Once this insight is offered, it must be said, everything else begins to fall in order. The recent Super Bowl, for instance. The result, bizarre on the surface—with that unprecedented and impossible comeback complete with razzle-dazzle catches and completely blown coverages and defensive breakdowns—makes no sense at all in the “real” world. Doesn’t happen. But it is exactly what you expect to happen when a teen-ager and his middle-aged father exchange controllers in the EA Sports video-game version: the father stabs and pushes the buttons desperately while the kid makes one play after another, and twenty-five-point leads are erased in minutes, and in just that way—with ridiculous ease on the one side and chicken-with-its-head-cut-off panic infecting the other. What happened, then, one realizes with last-five-minutes-of-“The Twilight Zone” logic, is obvious: sometime in the third quarter, the omniscient alien or supercomputer that was “playing” the Patriots exchanged his controller with his teen-age offspring, or newer model, with the unbelievable result we saw.

There may be not merely a glitch in the Matrix. There may be a Loki, a prankster, suddenly running it.

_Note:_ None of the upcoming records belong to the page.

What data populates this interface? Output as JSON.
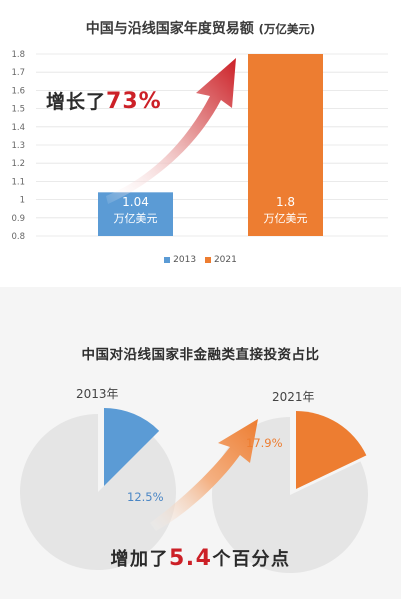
{
  "chart_data": [
    {
      "type": "bar",
      "title": "中国与沿线国家年度贸易额",
      "title_unit": "(万亿美元)",
      "categories": [
        "2013",
        "2021"
      ],
      "values": [
        1.04,
        1.8
      ],
      "value_labels": [
        "1.04",
        "1.8"
      ],
      "value_unit": "万亿美元",
      "colors": [
        "#5b9bd5",
        "#ed7d31"
      ],
      "ylim": [
        0.8,
        1.8
      ],
      "yticks": [
        "0.8",
        "0.9",
        "1",
        "1.1",
        "1.2",
        "1.3",
        "1.4",
        "1.5",
        "1.6",
        "1.7",
        "1.8"
      ],
      "legend": [
        "2013",
        "2021"
      ],
      "legend_position": "bottom",
      "annotation": {
        "prefix": "增长了",
        "value": "73%"
      }
    },
    {
      "type": "pie",
      "title": "中国对沿线国家非金融类直接投资占比",
      "pies": [
        {
          "label": "2013年",
          "value": 12.5,
          "value_label": "12.5%",
          "color": "#5b9bd5"
        },
        {
          "label": "2021年",
          "value": 17.9,
          "value_label": "17.9%",
          "color": "#ed7d31"
        }
      ],
      "annotation": {
        "prefix": "增加了",
        "value": "5.4",
        "suffix": "个百分点"
      }
    }
  ]
}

After all, the same kind of thing seemed to happen on Election Day: the program was all set, and then some mischievous overlord—whether alien or artificial intelligence doesn’t matter—said, “Well, what if he did win? How would they react?” “You can’t do that to them,” the wiser, older Architect said. “Oh, c’mon,” the kid said. “It’ll be funny. Let’s see what they do!” And then it happened. We seem to be living within a kind of adolescent rebellion on the part of the controllers of the video game we’re trapped in, who are doing this for their strange idea of fun.

So why worry? Wait for the reset and you can have the universe just the way you like it.